The patient has been removed from the center of the picture, in law as in the parable.

This is not a question I am asking in the abstract. I have a patient — I will call her Mrs. Aldana, because that is not her name, and she has given me permission to write about her if I disguise her. She is a thirty-one-year-old high school mathematics teacher. She has been on a stable dose of a medication her OB-GYN prescribed two years ago, a medication her Baptist hospital’s ethics committee will, under the new HHS rule, be empowered to refuse to provide. She is a Christian herself — a churchgoing Christian, a Sunday-school-teaching Christian. Her religious liberty includes the right to keep taking the medication that allows her to keep teaching tenth-grade geometry. The new rule, as best I can read it, will protect the conscience of the hospital’s ethics committee. It will not protect the conscience of my patient.

That is what the captured operation means by religious liberty. Not the religious liberty of the woman at the center of the Gospel. The religious liberty of the institution that has been given, by the state, a license to refuse her.

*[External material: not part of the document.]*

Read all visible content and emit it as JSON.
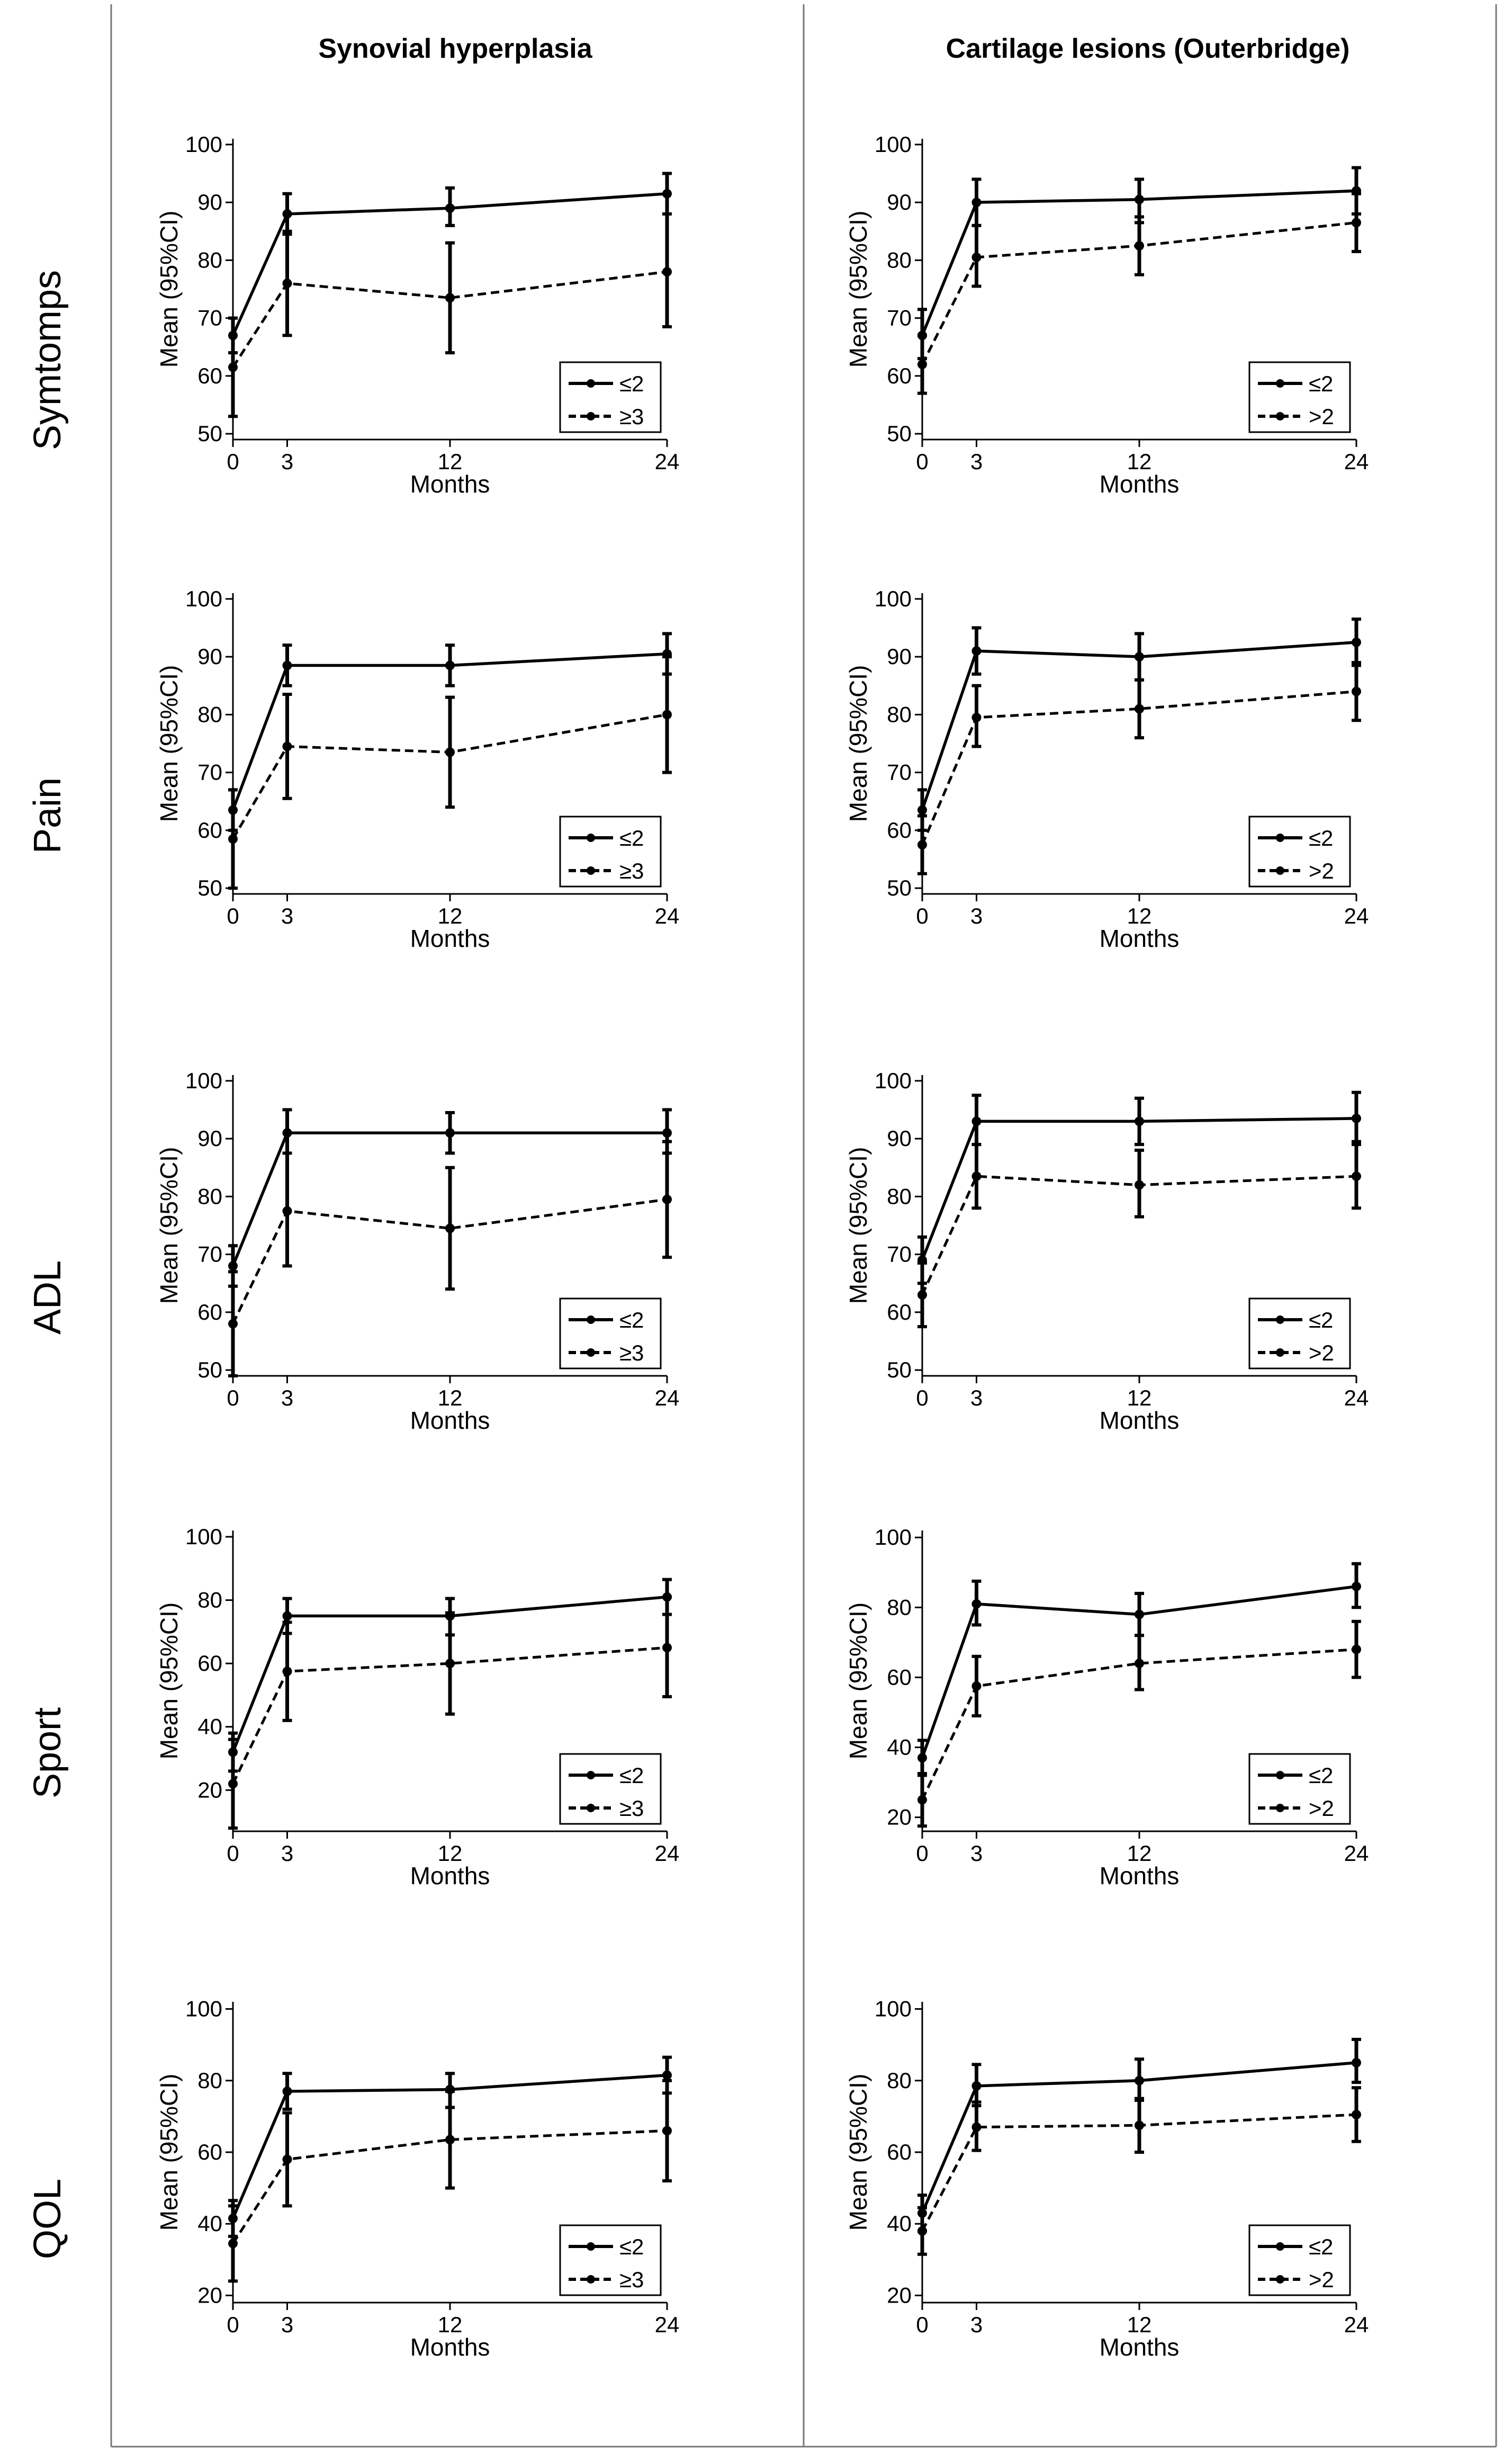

Let me say what I mean plainly, and then let me say it again, because this is the part that needs to land. When the operation quotes Romans 13 to justify the state apparatus that protects institutional refusal, it is reading the Bible’s middle management. When it cites the priest and the Levite, it is reading the parable’s villains. When it cites the conscience clause, it is reading the captured form of a law that was originally designed to protect individual dissenters. The Bible it is reading is not the Bible the prophets wrote, not the Bible Jesus preached, not the Bible Paul wrote about the body being many members. The Bible it is reading is a forty-year project, well-funded, well-staffed, well-organized, and doctrinally thinner than the hymnbook in the foyer.

I love this church. I am still in it. And I am telling you, with the standing of a woman who was inside the apparatus that built this, that what the apparatus is doing with the words “religious liberty” is the inverse of what those words mean in the Gospel I was taught.

The sick person is the criterion. Not the doctor. Not the institution. Not the federal rule. The sick person.

Mrs. Aldana is the criterion. So is the gay teenager in the pediatric office. So is the pregnant woman in the emergency room. So is the patient on the gurney the EMTALA case tried to send home.

The captured operation has them removed. The Gospel has them at the center. The two are not the same, and the chasm between them is what I have been trying, in column after column, to name.

I will not let the Gospel be conscripted for what the Gospel itself rejects. I will read the actual text. And I will not keep quiet about what the text says.